Зато в нашей компании его любили. Особенно я его любил. Я воспринимал его, как уже признался, в качестве сказочного персонажа, он представлялся мне крошечным обитателем магического повествования, тем самым мальчиком в лапоточках, которого отправляют в лес за таинственным трофеем. Не скрою, я всегда был оголтелым русофилом, всегда грезил о неведомой и вымышленной России – о дремучей и буреломной стране сказок и причитаний. Хоть и назвал я эту страну «вымышленной», но она действительно существует, скрываясь за спинами иных Россий. И тайное ее дыхание ввинчивается и в сердцевины больших тяжеловесных городов. Будучи городским еврейско-московским малышом, видел я в сновидениях своих те тропки, что уводят к зачарованным болотцам, видел светящиеся глаза сов, сияющие из-за еловых ветвей, видел оживающие грибы и замшелые избушки, пьяно танцующие на друидских полянках. Я бредил иллюстрациями Билибина. Ненавидя всем сердцем свой детский сад, я все же относился с подобием трепета к этому сталинскому особняку с щербатым барельефом над входом, изображающим играющих детей в измятых гипсовых трусах. А все потому, что скрывался в этом особнячке билибинский зал, предназначенный для праздников и новых годов. Там все стены покрыты были фресками, воспроизводящими сказочные иллюстрации Билибина.

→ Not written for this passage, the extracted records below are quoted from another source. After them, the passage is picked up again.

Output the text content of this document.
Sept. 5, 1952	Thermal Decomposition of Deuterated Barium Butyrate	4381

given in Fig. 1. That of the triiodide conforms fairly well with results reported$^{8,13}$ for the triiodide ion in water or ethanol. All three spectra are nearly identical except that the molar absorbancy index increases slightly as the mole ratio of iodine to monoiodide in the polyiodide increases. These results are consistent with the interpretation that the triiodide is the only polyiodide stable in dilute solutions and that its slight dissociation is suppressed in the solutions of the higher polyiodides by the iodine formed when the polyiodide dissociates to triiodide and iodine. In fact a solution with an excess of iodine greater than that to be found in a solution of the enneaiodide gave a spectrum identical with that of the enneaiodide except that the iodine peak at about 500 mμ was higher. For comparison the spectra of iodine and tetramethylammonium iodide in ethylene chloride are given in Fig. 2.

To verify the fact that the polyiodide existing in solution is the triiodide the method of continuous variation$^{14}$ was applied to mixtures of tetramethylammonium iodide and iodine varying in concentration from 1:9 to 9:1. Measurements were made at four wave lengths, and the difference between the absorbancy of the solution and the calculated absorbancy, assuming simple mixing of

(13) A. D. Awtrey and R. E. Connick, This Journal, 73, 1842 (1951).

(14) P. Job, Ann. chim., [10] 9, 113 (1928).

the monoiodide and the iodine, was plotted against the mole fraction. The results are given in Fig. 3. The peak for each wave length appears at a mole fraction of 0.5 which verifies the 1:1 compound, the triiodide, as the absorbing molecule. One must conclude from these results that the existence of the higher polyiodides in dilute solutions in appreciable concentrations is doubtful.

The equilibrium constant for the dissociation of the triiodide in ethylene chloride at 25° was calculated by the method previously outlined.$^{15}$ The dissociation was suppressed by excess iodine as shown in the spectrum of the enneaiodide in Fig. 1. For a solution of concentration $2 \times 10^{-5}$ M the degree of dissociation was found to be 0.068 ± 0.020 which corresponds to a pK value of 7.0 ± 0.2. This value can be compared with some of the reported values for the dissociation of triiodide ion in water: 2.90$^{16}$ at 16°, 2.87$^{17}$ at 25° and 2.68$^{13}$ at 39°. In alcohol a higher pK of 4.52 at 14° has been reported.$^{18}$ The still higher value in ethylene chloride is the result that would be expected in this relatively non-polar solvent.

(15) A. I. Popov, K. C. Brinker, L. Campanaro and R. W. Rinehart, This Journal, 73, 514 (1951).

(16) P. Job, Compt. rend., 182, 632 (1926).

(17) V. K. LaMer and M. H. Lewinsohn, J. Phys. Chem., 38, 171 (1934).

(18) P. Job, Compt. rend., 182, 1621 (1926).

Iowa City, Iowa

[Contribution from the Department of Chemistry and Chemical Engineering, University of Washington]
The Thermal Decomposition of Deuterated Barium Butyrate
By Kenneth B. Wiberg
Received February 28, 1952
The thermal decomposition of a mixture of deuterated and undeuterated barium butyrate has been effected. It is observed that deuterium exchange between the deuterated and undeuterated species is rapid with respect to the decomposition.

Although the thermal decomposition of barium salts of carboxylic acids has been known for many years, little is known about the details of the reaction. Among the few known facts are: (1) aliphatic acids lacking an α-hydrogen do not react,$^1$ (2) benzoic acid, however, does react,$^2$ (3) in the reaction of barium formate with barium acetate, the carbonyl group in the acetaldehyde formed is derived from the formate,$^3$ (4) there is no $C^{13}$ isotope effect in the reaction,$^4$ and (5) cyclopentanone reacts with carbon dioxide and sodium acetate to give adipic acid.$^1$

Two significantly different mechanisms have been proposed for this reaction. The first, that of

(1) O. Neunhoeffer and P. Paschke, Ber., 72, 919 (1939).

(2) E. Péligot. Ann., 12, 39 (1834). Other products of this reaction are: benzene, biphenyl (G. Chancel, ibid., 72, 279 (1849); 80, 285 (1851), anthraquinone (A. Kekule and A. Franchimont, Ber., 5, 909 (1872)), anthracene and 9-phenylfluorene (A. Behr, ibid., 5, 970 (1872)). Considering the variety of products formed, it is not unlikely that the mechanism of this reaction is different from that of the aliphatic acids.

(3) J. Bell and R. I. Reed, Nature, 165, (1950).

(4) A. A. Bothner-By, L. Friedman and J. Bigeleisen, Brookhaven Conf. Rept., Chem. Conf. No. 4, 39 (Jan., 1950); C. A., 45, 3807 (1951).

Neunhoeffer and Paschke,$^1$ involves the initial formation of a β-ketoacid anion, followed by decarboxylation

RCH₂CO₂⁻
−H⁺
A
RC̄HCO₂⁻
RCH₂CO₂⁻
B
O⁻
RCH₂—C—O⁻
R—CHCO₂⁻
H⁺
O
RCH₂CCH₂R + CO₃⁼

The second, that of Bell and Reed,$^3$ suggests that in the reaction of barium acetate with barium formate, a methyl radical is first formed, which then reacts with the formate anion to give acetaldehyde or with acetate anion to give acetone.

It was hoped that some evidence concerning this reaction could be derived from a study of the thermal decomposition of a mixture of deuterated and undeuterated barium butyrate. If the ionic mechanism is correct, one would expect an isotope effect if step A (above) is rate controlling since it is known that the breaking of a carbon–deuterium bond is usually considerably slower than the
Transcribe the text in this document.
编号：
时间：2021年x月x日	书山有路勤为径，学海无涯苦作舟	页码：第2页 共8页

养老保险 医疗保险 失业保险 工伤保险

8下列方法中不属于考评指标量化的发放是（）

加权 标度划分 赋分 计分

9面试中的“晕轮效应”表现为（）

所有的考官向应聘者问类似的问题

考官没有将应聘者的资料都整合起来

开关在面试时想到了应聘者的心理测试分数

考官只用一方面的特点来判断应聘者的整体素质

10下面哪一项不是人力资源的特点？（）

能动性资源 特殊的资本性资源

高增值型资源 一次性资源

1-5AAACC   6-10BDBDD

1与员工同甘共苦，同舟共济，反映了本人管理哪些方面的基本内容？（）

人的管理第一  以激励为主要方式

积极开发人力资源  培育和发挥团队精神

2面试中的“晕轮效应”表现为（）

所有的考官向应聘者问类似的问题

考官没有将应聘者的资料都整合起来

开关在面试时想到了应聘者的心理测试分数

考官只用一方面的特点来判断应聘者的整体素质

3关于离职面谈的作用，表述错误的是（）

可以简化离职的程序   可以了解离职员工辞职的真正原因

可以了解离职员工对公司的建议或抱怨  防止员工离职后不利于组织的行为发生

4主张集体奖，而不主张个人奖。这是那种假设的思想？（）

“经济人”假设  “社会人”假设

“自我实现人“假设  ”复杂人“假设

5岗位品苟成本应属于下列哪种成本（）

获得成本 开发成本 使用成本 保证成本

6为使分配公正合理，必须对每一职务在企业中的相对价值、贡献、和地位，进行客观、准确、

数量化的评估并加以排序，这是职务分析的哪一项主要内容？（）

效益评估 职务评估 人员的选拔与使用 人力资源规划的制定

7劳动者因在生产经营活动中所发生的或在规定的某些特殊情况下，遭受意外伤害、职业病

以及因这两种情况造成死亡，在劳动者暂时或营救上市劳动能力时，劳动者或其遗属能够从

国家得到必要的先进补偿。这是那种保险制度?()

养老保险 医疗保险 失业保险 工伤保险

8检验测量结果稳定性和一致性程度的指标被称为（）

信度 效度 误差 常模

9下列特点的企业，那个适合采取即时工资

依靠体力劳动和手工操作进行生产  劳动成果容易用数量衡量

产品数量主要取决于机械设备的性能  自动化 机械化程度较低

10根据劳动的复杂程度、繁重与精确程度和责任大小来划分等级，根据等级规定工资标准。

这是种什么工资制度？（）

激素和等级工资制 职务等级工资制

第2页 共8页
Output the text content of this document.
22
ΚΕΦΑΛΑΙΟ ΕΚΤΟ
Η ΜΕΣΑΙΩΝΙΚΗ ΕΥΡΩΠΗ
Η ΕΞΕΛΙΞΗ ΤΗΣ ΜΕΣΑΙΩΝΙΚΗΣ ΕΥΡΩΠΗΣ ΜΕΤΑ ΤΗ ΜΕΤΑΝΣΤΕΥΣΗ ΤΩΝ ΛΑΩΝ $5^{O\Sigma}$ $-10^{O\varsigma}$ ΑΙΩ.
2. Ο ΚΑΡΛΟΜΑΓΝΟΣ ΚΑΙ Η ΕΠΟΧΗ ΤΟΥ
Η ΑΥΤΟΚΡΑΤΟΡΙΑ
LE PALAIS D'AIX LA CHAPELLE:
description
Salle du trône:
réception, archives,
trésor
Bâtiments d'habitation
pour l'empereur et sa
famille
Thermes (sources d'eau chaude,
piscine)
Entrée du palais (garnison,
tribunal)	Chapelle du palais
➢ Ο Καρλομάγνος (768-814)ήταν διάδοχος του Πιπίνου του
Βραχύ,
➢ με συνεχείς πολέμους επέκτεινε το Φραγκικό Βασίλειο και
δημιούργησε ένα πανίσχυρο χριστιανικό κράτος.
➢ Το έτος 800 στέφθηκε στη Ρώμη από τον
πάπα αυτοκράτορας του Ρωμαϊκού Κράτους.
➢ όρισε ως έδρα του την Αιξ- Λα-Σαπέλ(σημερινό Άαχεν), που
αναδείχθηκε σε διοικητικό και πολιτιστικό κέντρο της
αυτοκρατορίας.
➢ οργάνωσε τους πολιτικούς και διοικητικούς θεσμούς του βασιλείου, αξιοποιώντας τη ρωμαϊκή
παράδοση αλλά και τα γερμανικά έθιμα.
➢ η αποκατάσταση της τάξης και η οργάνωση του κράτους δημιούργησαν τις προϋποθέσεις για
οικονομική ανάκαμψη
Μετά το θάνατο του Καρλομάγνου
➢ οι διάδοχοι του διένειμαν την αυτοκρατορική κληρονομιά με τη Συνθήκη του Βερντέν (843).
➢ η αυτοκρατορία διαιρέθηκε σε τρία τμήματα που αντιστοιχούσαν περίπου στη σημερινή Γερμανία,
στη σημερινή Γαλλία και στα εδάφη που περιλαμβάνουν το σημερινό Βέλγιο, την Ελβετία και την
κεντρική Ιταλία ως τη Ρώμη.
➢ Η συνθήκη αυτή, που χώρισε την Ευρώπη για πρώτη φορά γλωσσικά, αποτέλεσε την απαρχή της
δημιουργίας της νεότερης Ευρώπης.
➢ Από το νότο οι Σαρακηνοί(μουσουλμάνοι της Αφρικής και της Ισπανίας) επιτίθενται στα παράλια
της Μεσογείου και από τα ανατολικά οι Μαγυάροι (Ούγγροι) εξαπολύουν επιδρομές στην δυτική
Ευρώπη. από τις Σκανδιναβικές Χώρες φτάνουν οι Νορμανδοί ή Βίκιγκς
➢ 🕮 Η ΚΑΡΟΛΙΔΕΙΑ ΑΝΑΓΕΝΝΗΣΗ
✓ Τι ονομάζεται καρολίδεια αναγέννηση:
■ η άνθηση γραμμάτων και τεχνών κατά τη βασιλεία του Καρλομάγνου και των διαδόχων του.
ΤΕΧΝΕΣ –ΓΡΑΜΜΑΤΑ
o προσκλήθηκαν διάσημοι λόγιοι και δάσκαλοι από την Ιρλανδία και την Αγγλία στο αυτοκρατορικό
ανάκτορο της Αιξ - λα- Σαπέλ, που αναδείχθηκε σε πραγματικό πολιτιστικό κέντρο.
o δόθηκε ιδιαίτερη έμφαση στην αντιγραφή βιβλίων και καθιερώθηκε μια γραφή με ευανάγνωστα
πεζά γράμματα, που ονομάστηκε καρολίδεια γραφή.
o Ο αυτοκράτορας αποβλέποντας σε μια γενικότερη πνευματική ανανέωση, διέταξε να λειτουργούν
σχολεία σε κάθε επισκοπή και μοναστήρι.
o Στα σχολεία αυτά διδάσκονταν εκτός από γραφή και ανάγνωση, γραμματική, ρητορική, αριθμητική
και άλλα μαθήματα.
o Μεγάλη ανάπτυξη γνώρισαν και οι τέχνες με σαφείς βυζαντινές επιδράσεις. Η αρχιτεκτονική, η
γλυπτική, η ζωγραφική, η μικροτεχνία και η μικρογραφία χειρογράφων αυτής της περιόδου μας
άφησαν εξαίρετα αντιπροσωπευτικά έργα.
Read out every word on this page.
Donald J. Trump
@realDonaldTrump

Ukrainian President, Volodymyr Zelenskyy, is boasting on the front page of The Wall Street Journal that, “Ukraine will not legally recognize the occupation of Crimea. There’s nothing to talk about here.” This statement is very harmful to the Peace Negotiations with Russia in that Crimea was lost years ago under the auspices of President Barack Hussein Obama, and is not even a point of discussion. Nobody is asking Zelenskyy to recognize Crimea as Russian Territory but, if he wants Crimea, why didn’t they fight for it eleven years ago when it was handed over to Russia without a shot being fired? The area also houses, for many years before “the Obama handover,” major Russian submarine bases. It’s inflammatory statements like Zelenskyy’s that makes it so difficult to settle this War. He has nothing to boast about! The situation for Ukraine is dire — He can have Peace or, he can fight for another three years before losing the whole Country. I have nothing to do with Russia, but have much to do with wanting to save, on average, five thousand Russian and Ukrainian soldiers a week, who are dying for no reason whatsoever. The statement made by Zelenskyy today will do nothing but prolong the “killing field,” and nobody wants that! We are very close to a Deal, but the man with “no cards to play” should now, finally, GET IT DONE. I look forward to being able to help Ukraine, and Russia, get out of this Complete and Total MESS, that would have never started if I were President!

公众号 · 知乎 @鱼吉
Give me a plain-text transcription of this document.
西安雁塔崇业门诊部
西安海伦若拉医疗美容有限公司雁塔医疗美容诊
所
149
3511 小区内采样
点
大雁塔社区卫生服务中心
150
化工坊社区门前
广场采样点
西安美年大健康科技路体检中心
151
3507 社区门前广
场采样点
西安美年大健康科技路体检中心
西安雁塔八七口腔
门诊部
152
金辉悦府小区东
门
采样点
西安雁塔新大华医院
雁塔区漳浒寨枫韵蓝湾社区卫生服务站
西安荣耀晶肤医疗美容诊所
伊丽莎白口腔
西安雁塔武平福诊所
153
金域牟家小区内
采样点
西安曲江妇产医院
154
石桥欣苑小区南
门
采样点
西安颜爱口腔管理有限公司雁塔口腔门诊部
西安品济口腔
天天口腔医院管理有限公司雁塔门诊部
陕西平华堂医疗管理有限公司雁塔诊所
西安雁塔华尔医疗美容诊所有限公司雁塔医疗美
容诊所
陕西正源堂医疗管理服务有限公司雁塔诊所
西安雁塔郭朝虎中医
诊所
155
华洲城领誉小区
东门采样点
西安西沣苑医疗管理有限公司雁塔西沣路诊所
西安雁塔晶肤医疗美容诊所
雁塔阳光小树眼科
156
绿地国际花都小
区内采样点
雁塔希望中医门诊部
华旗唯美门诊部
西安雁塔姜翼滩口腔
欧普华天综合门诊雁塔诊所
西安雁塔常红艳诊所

Там устанавливалась новогодняя ель, щедро облитая серпантином, там танцевали послушные снегурки под руководством краснощекого и гоготливого Деда Мороза.

 
Дремлет Соня Непробудко
В красных тапочках на вате
Пляшет плюшевый мишутка
На пружинистой кровати
И в генштаб не дозвониться
Сквозь телефонисток стон
Дальний маршал Беспробудный
Мнет окопный телефон
И весной выходят дети
Все соседи по парадной
Чтоб творить в дворовом свете
Малых игр обряд надсадный.
Все друг друга знают, знают
Все друг друга помнят, помнят
По детсаду и по школе
По дворовым сладким играм.
Знают Дыма Сигаретова
Знают Гроба Подземельского
Знают Машу Длиннопалову
Знают Тулу Подусталову
Помнишь Аду Искрометову?
Помнишь Раю Белорадову?
По асфальту, по нагретому
Птички гнилостные шастают.
Словно плюшевые мишки
В ослепительном дворе
Хулиганские мальчишки
Больно липнут к детворе
Нежный Адик Гитлерович,
Страшный Гена Гимлеренко
Жирный Гера Герингаев
Гебельсян и Борманюк
Там и сям мелькают брючки
Расклешенные, без дела
И во всех карманах штучки
Заостренные для тела.
Мальчики из подворотни
В серых кепках набекрень
А в зубах мерцает тускло
Беломора поебень
Знаешь Стаса Дилакторского?
Знаешь Спаса Крематорского?
 

Деревенского (постдеревенского) друга моего звали на самом деле Коля Ерошин, но я прозвал его Ерошкой. Под этим именем он и существовал в нашей компании. Я же фигурировал в этой шайке отщепенцев под странным именем Памел – с легкой руки Кости Воробьева. Всё, что делал и говорил Костя Воробьев, не имело и не могло иметь никаких рациональных объяснений. Точно так же навеки необъяснимым и непонятным останется происхождение этого прозвища – Памел. Почему Костя вздумал меня так назвать – неведомо. Памелы Андерсон тогда еще не было, не было и фрукта под названием помело. Имелось в наличии (в дискурсе) только помело Бабы-яги, но я сомневаюсь, что это транспортное средство сыграло какую-либо роль в создании данного прозвища.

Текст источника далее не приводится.